That competitor – The Herald, and Norfolk & Portsmouth Advertiser – appeared on August 13, 1794, less than a month after Davis had been pushed out of the Gazette office.
The resultant competition between the two partisan papers brought about the death of the Norfolk and Portsmouth Chronicle; that paper attempted to follow a middle course, and so offer an alternative to both; but Willett's Herald found support among the area's larger advertisers, while Davis's Gazette secured the town government's patronage; hence the predecessor to both papers closed in December 1794. Yet that closing was also induced by the defection to the Norfolk Herald of one of its founders, Daniel Baxter (027); recognizing the ultimate futility of competing with the new Herald and the older Gazette, Baxter sold his interest in the Chronicle in late October 1794 and went to work for Willett as manger of his press office; he would remain there until shortly before his death in 1836.

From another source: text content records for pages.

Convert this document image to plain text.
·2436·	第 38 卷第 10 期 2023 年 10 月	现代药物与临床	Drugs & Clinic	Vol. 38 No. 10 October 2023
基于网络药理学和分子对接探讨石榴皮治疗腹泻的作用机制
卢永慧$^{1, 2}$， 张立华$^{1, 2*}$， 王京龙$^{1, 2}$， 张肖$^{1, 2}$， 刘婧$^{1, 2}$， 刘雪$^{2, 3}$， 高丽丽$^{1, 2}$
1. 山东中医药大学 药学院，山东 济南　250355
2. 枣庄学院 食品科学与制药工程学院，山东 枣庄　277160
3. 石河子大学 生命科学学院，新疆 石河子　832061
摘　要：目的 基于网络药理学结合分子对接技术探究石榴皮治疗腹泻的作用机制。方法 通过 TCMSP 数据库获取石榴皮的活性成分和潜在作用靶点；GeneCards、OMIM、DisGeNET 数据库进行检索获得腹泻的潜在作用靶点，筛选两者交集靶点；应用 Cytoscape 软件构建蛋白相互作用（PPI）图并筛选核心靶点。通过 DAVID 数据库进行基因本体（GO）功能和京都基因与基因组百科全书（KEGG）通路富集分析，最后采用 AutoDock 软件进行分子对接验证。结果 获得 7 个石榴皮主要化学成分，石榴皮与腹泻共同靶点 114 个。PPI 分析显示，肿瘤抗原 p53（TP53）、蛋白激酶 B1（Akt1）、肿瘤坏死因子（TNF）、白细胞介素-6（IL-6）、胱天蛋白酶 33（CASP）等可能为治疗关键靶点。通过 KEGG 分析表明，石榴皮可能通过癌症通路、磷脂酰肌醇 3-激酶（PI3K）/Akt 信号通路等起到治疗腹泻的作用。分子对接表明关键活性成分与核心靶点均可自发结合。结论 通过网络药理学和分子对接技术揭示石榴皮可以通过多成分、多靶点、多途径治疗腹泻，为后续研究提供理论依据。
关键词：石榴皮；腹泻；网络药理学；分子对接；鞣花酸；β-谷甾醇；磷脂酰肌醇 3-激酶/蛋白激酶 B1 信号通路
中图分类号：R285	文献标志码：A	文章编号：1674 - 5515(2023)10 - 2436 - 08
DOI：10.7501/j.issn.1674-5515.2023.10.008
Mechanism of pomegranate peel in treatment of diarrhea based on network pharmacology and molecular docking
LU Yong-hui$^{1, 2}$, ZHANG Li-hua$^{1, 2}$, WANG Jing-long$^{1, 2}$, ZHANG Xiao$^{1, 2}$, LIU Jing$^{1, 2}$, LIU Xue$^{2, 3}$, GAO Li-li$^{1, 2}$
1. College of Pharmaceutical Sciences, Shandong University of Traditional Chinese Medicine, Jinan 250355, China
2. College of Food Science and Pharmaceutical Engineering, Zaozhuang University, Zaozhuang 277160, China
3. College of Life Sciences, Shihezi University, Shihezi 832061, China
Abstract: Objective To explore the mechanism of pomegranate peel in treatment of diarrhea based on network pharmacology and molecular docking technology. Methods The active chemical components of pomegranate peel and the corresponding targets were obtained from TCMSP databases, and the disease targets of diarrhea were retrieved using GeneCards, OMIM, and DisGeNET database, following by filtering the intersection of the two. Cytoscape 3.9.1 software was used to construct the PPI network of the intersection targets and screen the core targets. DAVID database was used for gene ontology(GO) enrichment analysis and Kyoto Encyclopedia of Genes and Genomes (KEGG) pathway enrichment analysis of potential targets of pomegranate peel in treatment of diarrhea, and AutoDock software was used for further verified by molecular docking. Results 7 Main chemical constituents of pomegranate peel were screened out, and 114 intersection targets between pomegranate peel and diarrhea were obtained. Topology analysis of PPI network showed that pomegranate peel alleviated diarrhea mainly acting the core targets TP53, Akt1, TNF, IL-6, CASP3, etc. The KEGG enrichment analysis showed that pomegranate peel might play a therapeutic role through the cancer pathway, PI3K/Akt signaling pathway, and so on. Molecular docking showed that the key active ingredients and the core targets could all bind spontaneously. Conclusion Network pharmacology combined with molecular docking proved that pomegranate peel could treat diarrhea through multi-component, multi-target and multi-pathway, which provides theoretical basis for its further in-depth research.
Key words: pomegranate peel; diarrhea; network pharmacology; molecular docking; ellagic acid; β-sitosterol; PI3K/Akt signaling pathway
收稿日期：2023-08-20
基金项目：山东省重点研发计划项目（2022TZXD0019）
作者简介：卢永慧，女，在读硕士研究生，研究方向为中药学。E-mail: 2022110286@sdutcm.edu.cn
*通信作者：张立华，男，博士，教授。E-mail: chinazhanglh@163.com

Baxter's defection was apparently an attempt to reinforce Willett's fiscal footings, with the journeyman eventually becoming a partner in the Norfolk Herald. But the demise of the Chronicle seven weeks later left Baxter's finances in shambles. But as luck would have it, Willett unexpectedly found an old friend standing at his doorstep shortly thereafter. James O'Connor (317) was an Irish émigré who had worked for some time with Willett in London; on his arrival in Norfolk in late 1794, he sought work in the town's press offices. That search began badly when the first office he visited, probably that of Davis, brought an assessment that he was an untrained amateur unworthy of consideration because his "appearance and address [was] that of a gentleman." But his next stop was at Willett's office, where the two promptly recognized each other from their London days. After the Herald's successful start, Willett was then contemplating an increase in his paper's frequency from twice-weekly to thrice-weekly, so pressing Davis's Gazette even further. He found that O'Connor was willing to invest his hard-earned savings in that effort. So in July 1795, their initial relationship as master and journeyman became an equal partnership; a month later, the Herald became a thrice-weekly production of the new firm of Willett & O'Connor.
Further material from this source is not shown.